Throughout the pandemic, we have seen that we have shifting models of what constitutes risk, and we have seen the threat landscape rapidly change. First there was the virus, then the vaccines, and next the viral variants (and there will be further changes too). Some people may have had kids start school which created a new vector for infection, and others have had life changes that caused a shift in their individual threat model while others saw no change. These shifts require us to re-model our risk to counter it.
By looking at how we reacted and created safety for ourselves and others—or at the very least Reduced risk—we can see patterns in group behavior that mirror group behavior with respect to security culture. Learnings from the pandemic are more concrete despite the somewhat abstract nature of the virus (one can’t see it, and maybe one’s friends all remained uninfected, but the threat is there). These observations and lessons about modeling and reducing risk can be applied to security culture. Many of the poor responses to the pandemic have analogues to poor responses to repression.
Like how viruses spread through populations, so too spread the harms of repression. The pandemic has rising and falling waves of infection that affect the population unevenly, and we see the same with waves of repression. Zero-risk of infection by the corona virus is near impossible as is zero-risk of disruption by State and non-State actors. Using many tools, such as studies or analogies, one builds a threat model for themself and their crew, and through this model informs a security culture that counters surveillance and disruption. “We keep us safe” applies to our health and our liberty. This mutual regard for one another’s well-being is fundamental to security culture and is the base for effective and enduring radical movements. ■
2 - Sometimes these are called cells, but that term is used somewhat derogatorily and has connotations of terrorism or militancy. Affinity groups can form for many reasons.
3 - A problem where computers used two digits to represent the year so that 00 made 1900 and 2000 indistinguishable. There was minimal damage from this bug because of the large amount of effort experts put in to correcting it.
4 - An city in the Lombardy region of Italy. It was the first wildfire corona outbreak in Europe back in February of 2020.
5- Severe Acute Respiratory Syndrome.
6 - If BLM is the loose coalition of anti-racist activists, then like all movements there will be wingnuts.

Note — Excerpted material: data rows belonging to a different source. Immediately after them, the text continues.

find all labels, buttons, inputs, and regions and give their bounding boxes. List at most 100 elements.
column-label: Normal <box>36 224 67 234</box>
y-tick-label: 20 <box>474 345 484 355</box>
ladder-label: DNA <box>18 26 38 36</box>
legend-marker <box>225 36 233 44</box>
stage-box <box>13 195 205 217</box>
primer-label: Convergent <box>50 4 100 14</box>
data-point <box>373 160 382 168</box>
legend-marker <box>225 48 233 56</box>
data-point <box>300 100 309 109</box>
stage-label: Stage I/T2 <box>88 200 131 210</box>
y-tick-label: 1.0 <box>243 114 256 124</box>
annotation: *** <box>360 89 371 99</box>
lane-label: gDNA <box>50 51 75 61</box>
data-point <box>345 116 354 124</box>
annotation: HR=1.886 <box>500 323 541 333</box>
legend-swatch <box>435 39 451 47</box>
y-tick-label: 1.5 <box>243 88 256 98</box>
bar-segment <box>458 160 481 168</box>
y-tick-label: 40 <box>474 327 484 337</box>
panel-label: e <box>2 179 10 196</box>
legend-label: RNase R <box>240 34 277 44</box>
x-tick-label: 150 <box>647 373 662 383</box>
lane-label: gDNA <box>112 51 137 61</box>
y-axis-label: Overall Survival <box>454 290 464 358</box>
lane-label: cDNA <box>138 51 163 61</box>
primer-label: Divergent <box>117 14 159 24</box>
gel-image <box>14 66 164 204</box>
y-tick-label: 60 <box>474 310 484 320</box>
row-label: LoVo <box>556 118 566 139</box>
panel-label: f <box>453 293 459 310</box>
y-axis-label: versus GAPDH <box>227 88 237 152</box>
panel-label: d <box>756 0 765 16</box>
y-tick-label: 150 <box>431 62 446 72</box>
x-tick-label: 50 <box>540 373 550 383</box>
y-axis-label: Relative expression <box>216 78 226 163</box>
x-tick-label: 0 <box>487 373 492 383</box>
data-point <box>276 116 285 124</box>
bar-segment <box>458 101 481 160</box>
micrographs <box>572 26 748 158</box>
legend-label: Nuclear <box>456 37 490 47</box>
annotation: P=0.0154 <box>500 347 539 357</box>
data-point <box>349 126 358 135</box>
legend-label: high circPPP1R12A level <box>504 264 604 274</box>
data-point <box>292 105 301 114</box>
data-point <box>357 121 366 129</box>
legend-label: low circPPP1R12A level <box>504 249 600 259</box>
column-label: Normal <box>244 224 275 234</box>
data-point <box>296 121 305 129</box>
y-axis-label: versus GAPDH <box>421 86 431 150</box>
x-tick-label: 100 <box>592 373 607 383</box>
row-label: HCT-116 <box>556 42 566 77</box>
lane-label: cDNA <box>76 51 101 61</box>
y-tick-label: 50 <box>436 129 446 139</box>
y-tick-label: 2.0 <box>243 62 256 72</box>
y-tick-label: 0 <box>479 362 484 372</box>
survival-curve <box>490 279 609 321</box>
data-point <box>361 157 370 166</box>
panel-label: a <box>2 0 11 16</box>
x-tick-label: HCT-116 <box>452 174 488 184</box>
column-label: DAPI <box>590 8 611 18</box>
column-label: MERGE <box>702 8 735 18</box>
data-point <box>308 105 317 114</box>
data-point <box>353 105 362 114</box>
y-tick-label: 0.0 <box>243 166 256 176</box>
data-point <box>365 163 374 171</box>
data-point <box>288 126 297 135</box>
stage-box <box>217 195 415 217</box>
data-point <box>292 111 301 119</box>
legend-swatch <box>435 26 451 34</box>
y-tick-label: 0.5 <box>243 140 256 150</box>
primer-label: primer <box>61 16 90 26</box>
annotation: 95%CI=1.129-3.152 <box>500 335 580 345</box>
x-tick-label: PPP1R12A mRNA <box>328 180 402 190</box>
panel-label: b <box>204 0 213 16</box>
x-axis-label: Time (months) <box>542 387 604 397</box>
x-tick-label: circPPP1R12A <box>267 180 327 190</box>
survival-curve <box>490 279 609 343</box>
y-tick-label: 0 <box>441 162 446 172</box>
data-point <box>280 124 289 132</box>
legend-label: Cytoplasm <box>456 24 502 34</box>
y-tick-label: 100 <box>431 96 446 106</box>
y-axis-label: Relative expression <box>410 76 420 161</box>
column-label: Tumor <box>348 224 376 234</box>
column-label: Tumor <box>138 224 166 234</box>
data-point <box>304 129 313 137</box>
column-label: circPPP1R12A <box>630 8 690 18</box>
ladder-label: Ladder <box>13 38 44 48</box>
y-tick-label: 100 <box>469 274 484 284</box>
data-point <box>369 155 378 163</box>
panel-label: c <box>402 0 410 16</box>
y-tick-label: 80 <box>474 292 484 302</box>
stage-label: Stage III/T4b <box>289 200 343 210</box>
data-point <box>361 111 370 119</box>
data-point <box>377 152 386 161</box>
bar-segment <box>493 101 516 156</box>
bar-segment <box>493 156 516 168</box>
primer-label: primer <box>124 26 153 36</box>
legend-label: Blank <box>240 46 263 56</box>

I mean this as no denigration of the movement at large because of course all black lives matter.
7 - Fear of Missing Out.
8 - VPNs do not in a general sense stop tracking or provide anonymity. In limited cases, such as simply hiding your IP address from a website’s operator, they provide some protections.
9 - I have no problem with substance users or enjoyers, and I do not think all users or people with addictions are inherently dangerous. It is just that the presence of addiction is a complicating factor that increases the risk of repression.